Comme le NMR en Suède, le SVL a coopéré un temps avec un mouvement institutionnel : l’association néofasciste Suomen Sisu, qui a deux députés au parlement finlandais sur la liste du Perussuomalaiset (PS, les Vrais Finlandais). Le plus célèbre membre de Suomen Sisu est Halla-aho Jussi, l’inventeur de la théorie complotiste de l’Eurabia. Actuellement au Parlement européen en tant que membre des Vrais Finlandais, Jussi fait partie du groupe des Conservateurs et Réformistes européens, auquel appartiennent entre autres le Parti conservateur anglais, Droit et Justice (Pologne), le Parti populaire danois ou encore le parti turc AKP d’Erdo?an. Cependant, le Suomen Sisu a depuis pris ses distances avec le SVL, après l’agression de passants lors d’une manifestation du mouvement à Jyväskylä en août 2015, qualifiant le SVL de « stupide et marginal ».

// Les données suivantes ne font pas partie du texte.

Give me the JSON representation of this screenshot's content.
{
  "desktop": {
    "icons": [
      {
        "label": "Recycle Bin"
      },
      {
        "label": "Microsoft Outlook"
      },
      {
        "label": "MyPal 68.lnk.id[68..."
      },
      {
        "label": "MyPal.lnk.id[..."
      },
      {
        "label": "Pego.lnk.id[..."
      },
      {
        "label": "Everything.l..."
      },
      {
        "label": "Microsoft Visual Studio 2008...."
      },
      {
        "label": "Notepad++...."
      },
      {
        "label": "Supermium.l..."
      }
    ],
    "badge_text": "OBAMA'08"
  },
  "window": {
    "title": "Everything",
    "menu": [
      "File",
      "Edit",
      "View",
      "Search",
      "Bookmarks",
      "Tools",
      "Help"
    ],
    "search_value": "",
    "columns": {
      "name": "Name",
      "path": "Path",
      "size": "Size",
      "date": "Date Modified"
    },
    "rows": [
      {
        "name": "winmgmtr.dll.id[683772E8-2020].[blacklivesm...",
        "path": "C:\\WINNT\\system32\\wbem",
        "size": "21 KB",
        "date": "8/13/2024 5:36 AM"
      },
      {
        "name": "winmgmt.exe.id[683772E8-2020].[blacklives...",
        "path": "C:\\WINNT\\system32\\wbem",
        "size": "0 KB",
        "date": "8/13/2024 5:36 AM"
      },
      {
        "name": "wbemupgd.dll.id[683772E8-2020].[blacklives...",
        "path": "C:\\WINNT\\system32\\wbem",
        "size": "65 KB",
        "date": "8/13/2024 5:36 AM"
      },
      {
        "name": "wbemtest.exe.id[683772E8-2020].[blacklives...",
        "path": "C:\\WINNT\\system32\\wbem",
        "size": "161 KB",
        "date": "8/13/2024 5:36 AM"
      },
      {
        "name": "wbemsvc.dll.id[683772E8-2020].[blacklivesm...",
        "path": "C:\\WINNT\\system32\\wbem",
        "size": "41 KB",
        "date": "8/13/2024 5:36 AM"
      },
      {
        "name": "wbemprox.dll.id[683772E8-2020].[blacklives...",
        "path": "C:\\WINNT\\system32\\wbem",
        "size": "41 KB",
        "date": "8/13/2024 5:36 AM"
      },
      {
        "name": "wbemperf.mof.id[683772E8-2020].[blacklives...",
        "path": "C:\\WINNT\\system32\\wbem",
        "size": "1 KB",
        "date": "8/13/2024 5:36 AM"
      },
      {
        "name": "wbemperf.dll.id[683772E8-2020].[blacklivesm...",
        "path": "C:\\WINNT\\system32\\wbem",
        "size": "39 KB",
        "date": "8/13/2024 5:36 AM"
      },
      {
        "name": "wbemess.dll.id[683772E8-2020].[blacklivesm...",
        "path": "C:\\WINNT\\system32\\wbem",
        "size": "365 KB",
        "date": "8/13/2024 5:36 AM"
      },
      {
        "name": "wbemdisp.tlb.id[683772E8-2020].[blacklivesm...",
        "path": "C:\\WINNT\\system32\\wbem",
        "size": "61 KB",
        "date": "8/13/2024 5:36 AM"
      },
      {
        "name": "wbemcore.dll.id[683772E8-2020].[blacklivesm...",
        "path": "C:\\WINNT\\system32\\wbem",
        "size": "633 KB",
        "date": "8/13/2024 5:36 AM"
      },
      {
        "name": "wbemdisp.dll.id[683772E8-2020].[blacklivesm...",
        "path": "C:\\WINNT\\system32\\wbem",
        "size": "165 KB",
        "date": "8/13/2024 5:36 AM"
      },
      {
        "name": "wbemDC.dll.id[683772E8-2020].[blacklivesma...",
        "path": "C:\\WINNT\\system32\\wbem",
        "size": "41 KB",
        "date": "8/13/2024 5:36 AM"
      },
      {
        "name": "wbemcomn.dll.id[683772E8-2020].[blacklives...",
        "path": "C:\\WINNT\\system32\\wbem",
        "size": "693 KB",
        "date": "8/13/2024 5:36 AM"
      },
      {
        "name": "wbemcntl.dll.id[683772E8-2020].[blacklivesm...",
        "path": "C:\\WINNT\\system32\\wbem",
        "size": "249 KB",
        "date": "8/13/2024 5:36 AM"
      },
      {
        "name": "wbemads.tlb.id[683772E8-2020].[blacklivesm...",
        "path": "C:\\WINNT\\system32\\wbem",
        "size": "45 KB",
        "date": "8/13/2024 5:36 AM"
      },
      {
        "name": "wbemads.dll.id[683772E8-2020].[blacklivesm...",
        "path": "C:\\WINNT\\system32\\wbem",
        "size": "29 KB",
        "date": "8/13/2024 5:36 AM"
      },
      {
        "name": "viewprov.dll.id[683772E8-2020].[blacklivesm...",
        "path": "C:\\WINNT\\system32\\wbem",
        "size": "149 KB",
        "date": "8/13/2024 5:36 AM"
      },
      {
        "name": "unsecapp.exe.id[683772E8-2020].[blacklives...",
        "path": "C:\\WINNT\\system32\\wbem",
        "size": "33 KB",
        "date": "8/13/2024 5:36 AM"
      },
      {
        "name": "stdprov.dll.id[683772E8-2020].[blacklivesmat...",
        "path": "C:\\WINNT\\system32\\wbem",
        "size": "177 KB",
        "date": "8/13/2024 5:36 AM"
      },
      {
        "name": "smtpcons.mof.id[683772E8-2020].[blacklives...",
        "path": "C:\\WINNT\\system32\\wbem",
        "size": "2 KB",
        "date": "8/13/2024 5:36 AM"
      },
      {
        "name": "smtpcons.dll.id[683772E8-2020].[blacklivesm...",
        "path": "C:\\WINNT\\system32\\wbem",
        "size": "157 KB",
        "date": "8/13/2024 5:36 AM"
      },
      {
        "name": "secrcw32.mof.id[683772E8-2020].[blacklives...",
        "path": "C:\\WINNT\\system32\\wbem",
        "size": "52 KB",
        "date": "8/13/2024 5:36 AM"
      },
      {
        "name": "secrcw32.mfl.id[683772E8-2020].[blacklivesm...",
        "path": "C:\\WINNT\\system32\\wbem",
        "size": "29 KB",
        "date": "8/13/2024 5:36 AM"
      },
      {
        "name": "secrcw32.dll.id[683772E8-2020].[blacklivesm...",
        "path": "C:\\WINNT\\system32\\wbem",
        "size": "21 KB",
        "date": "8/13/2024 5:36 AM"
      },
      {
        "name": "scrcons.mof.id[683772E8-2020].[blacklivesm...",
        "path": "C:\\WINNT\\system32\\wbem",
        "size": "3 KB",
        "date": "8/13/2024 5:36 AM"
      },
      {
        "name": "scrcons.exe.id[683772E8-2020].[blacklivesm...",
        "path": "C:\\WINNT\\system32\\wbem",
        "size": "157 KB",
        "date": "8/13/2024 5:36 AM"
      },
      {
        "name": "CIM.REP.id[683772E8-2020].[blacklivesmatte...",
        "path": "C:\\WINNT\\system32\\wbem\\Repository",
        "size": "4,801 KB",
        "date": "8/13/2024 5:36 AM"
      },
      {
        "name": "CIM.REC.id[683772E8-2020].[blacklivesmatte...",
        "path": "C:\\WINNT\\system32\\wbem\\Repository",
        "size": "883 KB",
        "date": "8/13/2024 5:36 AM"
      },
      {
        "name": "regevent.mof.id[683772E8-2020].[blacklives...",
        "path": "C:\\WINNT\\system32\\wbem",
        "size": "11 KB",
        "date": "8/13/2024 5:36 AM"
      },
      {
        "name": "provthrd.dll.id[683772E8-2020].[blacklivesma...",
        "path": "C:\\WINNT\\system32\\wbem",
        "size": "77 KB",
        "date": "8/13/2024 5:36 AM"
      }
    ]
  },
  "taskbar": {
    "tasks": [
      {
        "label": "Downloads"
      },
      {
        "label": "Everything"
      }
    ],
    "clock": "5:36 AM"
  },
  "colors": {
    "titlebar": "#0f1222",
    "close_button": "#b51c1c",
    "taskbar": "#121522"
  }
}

Malgré des indics à sa tête et une hostilité officielle des partis néofascistes de son pays, le SVL n’en reste pas moins le principale représentant d’une structure néonazie nordique qui continue à exister sur la scène internationale.

Traduction et adaptation : la Horde

[le site antifasciste BXL zone antifasciste avait proposé dès ce week-end une première traduction]

Source : Varis

Note:

  1. Henrik Holappa était à l’époque lié à l’organisation américaine terroriste et néonazie The Order. Il a depuis quitté le SVL, regrettant d’avoir participé à un mouvement néonazi !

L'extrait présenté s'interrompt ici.